North Korean leader's sister says another summit unlikely but no threat posed to U.S

SEOUL (Reuters) – Kim Yo Jong, the sister of North Korea’a leader, said another summit with the United States would only be useful for Washington at this point, but added that her country had no intention of “threatening the U.S.,” according to state media.

Kim said in her personal opinion, another summit between leader Kim Jong Un and U.S. President Donald Trump might not happen this year “but we never know,” news agency KCNA reported on Friday.

U.S. Secretary of State Mike Pompeo said on Thursday he was “very hopeful” about resuming talks with North Korea and appeared to leave open the possibility of another summit between the countries’ leaders.

Kim Yo Jong’s comments came a day after the U.S. point man for North Korea, Deputy Secretary of State Stephen Biegun, wrapped up a three-day visit to Seoul where he rejected speculation he was seeking to meet North Korean officials during his trip, but said the United States was open to talks.

Recent North Korean statements have rejected the idea of new talks, and Kim reiterated Pyongyang’s objections to what it sees as hostile and self-serving policies by the United States, including continuing to impose sanctions.

“We are not saying we will never denuclearize, but we are making it clear that we cannot do it now,” Kim Yo Jong said.

Her comments were couched in a somewhat softer tone than previous statements, and she even noted she had received special permission to view recordings of the recent Fourth of July Independence Day celebrations in the United States.
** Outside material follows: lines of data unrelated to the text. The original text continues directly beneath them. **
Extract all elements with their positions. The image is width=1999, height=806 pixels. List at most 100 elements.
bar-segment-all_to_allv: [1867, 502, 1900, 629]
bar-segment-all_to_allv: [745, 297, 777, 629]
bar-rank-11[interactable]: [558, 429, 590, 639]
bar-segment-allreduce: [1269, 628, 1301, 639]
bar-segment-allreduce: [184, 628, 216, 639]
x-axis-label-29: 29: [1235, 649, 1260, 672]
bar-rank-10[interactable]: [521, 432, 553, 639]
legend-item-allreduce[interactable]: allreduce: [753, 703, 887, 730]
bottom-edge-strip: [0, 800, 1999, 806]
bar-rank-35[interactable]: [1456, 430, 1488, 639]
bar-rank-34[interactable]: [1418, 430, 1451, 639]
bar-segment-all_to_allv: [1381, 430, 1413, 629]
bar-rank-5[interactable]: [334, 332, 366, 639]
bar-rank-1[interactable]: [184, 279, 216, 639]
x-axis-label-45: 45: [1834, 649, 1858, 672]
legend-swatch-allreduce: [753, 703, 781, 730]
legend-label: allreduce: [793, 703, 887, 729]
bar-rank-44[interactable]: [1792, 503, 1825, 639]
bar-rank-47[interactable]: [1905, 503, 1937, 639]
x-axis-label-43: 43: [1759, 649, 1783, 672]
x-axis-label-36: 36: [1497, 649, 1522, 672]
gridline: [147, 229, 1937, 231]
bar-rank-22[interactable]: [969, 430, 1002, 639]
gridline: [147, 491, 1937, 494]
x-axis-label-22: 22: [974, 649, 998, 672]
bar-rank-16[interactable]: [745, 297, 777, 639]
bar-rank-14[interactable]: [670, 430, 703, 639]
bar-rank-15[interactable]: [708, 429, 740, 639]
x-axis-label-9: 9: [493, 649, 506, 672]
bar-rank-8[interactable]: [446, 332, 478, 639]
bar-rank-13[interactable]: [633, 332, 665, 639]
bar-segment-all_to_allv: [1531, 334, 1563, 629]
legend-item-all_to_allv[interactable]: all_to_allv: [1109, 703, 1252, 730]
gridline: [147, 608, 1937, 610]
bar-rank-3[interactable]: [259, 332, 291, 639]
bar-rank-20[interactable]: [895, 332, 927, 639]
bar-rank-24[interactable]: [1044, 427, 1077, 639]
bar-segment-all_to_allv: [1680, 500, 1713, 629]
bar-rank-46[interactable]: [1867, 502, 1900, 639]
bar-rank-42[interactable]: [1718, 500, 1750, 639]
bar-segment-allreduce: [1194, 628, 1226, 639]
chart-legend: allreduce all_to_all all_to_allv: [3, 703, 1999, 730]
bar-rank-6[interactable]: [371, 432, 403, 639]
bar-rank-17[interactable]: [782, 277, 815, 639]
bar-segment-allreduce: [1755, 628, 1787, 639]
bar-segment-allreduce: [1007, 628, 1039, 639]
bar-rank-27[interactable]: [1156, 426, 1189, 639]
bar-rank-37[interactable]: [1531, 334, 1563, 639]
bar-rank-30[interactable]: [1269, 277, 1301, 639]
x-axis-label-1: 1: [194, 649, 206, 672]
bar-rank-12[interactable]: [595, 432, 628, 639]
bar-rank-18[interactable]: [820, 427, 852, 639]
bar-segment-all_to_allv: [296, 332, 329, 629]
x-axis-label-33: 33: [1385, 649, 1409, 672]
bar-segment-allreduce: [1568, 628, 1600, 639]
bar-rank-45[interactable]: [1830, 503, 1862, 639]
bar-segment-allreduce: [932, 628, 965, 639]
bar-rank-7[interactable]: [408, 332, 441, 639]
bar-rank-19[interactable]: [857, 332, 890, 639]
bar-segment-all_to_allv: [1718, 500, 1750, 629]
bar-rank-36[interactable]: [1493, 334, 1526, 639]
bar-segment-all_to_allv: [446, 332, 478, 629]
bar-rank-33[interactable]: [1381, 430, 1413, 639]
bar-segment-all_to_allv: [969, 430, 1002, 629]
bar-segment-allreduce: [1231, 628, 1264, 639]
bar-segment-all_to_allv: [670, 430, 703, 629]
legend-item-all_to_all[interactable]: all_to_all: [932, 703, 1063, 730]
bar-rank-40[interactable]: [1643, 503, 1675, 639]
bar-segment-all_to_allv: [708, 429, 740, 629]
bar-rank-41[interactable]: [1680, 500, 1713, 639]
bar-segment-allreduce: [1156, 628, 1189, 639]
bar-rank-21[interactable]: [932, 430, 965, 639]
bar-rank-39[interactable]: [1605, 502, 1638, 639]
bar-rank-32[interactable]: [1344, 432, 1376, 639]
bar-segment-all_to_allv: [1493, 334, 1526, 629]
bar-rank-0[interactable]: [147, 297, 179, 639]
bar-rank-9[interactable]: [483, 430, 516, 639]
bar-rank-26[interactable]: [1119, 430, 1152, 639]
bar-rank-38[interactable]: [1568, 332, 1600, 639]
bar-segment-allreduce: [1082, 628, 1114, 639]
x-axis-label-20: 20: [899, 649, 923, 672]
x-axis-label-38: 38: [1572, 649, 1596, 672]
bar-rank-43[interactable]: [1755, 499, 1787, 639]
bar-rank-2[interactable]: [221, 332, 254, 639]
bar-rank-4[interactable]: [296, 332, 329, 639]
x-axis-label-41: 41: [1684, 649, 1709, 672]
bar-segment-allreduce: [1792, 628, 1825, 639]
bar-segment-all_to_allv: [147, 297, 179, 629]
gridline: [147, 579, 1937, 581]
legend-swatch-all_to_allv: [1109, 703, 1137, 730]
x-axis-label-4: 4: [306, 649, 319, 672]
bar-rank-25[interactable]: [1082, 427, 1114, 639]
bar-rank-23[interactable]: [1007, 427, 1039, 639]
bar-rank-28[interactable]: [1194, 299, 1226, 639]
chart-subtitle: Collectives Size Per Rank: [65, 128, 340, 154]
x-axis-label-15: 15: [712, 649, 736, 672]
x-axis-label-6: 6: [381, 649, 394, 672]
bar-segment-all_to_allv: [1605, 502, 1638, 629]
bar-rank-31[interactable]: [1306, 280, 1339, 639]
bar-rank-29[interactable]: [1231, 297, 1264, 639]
“We have no intention of threatening the U.S.,” she said. “As long as they don’t touch us and hurt us, everything will flow as is.”

Kim said her brother had instructed her to pass on greetings to Trump and send him wishes for success. But even if the relationship between the leaders is good, Washington will return to being hostile, she said.

Kim Jong Un and Trump have met three times, but failed to find a compromise over the North’s nuclear weapons programme, or the international sanctions imposed on Pyongyang.